Long term problems and short memories

Exactly four years ago this week the Sevco High Command told The People to ignore a chap in Ireland.

Their statement was very strong and highly unequivocal.

The Holding Company Vehicle stated that reports of a cash flow crisis had been massively exaggerated.

It worked, Ireland was mentioned and The People obeyed in time-honoured Pavlovian tradition.

Your humble correspondent had been tracking the Sevco cash crisis very closely at that point in 2014.

I haven’t gone away, you know.

Then three weeks later the chaps in the Blue Room had to organise an emergency loan to prevent an insolvency event.

The £1.5m was secured against some of the assets in the dignified basket.

The finance was initially provided by Laxey Partners and the Easdales brothers.

Now it is Close Brothers and the quantum is double.

The finance house was told by the Sevco High Command that the £3m plus full APR would be paid back from season ticket monies when they arrive in May.

That’s non-negotiable.

If they fail to make that then there are penalty clauses in the loan agreement.

This emergency loan will, best case scenario, cover the operating costs until April.

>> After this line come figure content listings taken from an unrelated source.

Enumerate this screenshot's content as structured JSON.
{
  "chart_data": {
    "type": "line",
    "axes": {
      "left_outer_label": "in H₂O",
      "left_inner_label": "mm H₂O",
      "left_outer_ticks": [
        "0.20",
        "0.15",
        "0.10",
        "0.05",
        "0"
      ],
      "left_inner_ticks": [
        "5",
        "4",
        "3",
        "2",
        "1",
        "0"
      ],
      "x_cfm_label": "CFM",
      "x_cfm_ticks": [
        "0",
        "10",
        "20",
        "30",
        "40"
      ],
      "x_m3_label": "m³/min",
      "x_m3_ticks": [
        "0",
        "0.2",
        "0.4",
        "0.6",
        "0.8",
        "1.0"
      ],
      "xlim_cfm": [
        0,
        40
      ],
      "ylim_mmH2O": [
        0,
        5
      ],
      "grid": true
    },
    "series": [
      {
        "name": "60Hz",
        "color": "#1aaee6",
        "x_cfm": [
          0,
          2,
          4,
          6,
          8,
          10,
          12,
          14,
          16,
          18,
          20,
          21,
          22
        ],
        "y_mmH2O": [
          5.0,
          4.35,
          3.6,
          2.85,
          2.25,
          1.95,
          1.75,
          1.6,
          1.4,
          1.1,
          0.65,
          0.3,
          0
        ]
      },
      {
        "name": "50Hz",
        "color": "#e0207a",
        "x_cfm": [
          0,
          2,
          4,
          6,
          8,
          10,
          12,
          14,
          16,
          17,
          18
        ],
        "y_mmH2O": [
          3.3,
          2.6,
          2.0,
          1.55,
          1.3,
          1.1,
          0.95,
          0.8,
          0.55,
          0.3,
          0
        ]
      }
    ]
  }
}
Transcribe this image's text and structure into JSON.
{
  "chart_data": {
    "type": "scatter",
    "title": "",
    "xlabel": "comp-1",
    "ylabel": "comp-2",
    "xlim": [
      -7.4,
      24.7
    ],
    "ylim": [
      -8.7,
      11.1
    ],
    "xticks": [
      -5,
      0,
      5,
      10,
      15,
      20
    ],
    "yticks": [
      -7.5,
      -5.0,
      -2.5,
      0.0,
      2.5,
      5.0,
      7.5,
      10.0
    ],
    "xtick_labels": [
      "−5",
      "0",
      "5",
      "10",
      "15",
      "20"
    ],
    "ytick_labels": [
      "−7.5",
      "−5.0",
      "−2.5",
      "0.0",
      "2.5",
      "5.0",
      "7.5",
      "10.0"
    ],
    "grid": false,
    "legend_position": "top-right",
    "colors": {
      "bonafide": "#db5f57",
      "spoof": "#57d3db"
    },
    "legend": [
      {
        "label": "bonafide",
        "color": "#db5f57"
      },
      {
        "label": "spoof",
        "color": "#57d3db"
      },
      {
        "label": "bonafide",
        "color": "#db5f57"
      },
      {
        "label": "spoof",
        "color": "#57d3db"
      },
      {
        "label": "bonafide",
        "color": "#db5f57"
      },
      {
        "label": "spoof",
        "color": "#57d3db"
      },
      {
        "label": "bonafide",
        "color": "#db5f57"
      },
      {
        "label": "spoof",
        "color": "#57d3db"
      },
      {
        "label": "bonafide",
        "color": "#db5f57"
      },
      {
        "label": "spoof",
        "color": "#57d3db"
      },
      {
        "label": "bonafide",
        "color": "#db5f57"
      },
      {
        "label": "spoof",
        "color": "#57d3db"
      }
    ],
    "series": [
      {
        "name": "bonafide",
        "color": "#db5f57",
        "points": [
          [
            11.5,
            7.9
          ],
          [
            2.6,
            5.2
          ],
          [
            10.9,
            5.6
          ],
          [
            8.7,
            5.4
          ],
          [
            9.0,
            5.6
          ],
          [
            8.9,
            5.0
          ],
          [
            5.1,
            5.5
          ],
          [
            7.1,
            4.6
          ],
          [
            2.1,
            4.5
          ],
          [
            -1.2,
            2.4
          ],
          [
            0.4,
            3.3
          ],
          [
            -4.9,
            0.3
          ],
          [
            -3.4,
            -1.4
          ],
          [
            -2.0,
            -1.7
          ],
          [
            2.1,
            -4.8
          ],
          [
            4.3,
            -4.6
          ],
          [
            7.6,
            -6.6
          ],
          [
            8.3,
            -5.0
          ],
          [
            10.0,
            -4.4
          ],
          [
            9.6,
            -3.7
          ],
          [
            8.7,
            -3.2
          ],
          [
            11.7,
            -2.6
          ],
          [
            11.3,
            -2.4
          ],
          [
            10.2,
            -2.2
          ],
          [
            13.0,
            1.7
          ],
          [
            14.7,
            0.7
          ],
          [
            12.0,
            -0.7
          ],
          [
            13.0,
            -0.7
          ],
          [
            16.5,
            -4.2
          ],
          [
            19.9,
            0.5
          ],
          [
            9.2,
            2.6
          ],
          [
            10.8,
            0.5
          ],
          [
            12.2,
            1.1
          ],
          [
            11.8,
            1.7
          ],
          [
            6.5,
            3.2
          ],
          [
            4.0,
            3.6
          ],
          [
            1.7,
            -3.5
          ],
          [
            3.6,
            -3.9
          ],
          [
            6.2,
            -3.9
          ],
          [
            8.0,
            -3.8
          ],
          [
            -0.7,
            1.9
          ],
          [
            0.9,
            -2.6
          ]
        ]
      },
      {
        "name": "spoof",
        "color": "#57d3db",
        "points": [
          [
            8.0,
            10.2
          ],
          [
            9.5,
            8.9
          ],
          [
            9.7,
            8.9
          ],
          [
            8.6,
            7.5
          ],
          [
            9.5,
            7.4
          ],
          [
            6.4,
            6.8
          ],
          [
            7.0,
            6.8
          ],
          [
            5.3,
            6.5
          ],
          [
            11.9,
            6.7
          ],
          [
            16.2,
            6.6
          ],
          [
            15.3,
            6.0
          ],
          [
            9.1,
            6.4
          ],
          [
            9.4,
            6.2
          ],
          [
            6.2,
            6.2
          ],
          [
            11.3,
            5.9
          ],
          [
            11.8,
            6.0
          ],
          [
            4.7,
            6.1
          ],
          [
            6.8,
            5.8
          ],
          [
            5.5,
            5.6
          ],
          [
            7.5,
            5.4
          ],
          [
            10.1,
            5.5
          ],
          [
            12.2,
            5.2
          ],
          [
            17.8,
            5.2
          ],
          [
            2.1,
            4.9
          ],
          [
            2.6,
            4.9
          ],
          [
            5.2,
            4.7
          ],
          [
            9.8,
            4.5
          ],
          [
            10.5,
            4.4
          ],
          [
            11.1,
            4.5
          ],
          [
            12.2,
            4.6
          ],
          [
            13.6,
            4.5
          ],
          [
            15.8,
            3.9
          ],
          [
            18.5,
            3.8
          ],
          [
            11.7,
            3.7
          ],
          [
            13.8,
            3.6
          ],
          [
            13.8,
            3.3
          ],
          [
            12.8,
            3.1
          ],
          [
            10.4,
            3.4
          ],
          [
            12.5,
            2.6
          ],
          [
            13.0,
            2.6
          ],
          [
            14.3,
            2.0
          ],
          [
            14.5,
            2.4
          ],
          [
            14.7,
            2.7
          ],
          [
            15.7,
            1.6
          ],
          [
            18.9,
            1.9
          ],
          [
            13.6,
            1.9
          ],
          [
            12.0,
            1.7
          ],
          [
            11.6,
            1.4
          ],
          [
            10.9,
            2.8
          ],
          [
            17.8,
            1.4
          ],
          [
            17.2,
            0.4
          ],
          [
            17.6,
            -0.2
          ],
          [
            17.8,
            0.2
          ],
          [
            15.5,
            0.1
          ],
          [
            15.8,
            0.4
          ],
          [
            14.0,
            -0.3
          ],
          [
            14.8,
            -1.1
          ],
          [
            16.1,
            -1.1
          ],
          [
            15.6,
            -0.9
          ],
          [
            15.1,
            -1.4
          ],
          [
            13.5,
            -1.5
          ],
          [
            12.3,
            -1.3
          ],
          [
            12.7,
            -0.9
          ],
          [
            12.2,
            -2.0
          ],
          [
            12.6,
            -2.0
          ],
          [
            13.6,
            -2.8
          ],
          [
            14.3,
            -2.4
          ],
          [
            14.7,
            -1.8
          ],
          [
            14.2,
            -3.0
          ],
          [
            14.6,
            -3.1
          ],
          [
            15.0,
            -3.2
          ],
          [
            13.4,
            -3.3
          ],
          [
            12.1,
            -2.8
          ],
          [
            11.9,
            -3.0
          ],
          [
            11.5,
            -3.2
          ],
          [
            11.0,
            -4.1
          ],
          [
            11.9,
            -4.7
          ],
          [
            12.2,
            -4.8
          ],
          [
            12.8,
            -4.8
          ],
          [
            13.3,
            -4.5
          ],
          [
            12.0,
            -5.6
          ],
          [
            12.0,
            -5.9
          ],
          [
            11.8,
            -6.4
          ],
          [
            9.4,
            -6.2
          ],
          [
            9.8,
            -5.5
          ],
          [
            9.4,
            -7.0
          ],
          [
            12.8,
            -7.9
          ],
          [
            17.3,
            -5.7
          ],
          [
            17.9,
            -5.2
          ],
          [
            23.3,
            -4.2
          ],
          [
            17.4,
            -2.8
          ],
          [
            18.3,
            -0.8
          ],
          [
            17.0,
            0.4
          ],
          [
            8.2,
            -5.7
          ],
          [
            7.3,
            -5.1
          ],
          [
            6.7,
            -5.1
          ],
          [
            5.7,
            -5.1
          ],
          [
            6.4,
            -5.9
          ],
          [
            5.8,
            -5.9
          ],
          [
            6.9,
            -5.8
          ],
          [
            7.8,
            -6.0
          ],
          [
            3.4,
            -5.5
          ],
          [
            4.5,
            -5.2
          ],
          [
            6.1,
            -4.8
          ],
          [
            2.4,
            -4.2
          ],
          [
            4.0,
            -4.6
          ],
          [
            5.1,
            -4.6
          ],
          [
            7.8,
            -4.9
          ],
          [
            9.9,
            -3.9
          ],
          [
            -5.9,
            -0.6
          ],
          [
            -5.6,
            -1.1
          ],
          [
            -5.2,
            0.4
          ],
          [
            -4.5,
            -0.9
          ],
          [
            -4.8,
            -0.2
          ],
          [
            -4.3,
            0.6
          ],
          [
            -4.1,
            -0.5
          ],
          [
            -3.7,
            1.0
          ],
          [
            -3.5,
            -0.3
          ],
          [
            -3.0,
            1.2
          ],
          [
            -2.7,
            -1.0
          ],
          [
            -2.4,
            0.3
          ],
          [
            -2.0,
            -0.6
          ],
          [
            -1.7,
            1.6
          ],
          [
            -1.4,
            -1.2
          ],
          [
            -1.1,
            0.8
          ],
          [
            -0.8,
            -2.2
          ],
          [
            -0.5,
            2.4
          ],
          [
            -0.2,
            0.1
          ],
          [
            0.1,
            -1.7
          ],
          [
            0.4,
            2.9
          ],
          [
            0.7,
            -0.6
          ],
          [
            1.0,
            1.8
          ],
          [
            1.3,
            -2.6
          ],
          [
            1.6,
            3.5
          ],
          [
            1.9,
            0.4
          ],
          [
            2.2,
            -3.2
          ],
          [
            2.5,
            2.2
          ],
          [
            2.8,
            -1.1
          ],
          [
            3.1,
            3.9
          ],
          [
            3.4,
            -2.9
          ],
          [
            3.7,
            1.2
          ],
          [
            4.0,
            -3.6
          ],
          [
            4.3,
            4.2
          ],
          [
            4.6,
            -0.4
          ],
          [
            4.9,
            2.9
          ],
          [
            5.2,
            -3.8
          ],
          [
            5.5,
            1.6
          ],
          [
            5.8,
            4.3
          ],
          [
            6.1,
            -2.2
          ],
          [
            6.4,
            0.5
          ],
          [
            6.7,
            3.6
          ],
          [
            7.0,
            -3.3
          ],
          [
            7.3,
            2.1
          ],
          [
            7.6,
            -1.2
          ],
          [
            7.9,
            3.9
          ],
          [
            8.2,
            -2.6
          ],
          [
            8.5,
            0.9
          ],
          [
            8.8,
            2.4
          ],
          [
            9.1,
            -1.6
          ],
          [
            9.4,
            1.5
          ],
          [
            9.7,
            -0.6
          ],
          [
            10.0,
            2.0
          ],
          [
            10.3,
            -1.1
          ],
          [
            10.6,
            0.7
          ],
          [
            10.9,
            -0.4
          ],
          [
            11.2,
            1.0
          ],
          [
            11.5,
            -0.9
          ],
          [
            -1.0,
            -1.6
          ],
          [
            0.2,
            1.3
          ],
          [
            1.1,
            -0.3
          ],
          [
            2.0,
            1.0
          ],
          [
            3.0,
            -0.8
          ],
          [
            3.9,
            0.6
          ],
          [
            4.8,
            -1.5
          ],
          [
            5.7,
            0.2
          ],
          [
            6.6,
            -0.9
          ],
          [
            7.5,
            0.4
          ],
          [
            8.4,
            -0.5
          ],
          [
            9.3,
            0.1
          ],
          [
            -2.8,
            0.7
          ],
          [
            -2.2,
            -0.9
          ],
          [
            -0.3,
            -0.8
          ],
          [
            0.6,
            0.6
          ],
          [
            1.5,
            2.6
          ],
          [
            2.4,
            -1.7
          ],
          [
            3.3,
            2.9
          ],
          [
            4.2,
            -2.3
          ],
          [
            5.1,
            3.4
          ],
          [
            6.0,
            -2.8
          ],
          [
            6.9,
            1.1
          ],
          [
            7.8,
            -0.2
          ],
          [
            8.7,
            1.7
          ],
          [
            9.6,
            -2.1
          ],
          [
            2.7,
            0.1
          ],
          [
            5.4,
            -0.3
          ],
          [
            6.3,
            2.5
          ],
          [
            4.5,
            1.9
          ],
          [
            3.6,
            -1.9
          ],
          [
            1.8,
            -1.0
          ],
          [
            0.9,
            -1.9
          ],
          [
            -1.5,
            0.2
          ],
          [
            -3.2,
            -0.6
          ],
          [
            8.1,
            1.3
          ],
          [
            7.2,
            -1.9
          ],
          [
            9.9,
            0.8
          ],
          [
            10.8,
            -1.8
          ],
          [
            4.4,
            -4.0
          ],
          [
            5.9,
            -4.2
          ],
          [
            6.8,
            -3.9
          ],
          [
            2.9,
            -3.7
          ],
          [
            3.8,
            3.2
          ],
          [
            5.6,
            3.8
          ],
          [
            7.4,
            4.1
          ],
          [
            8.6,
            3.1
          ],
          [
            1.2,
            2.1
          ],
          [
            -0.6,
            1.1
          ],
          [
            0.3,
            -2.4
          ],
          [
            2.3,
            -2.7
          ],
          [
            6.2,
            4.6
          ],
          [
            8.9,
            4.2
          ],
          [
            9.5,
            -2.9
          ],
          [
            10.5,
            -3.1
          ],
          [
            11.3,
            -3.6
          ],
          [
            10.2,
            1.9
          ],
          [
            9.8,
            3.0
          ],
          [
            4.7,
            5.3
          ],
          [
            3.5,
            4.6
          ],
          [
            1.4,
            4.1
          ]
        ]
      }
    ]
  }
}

By that time the season ticket monies will start to come in.

I’m also told that Close Brothers were also very aware of the Take Over Panel issues.

Attempts were then made to provide a degree of comfort to them about more money being provided in the near future from a supporters group.

Moreover, the repayment of short-term loans that had been provided by two directors recently was also pushed back to the summer.

I’m sure that they will get their money back.

It is no coincidence that the amount required is exactly that which should have arrived in November from NOAL.

Perhaps Dave was misquoted in the RIFC year-end accounts…

After a discussion with the Serious Professional, an inter-galactic PR guru suggested that the best way to sell this to the fans was to trumpet it as an overdraft facility.

It isn’t.

It is a securitised loan just like the one that King et al berated the old board for back in February 2014.

However, this time it is for double the amount and almost certainly at much more punitive interest rates.

That this has been swallowed by The People as a good news story is a testament to their credulity and goldfish collective memory.

Accessing a securitised loan at punitive rates to provide operating cash is the sign of a distressed company.

That this morning The People are rejoicing says a lot about that sub-culture.

The other crucial part of the  Sevco  jigsaw is an almost complete absence of journalistic scrutiny from the local media.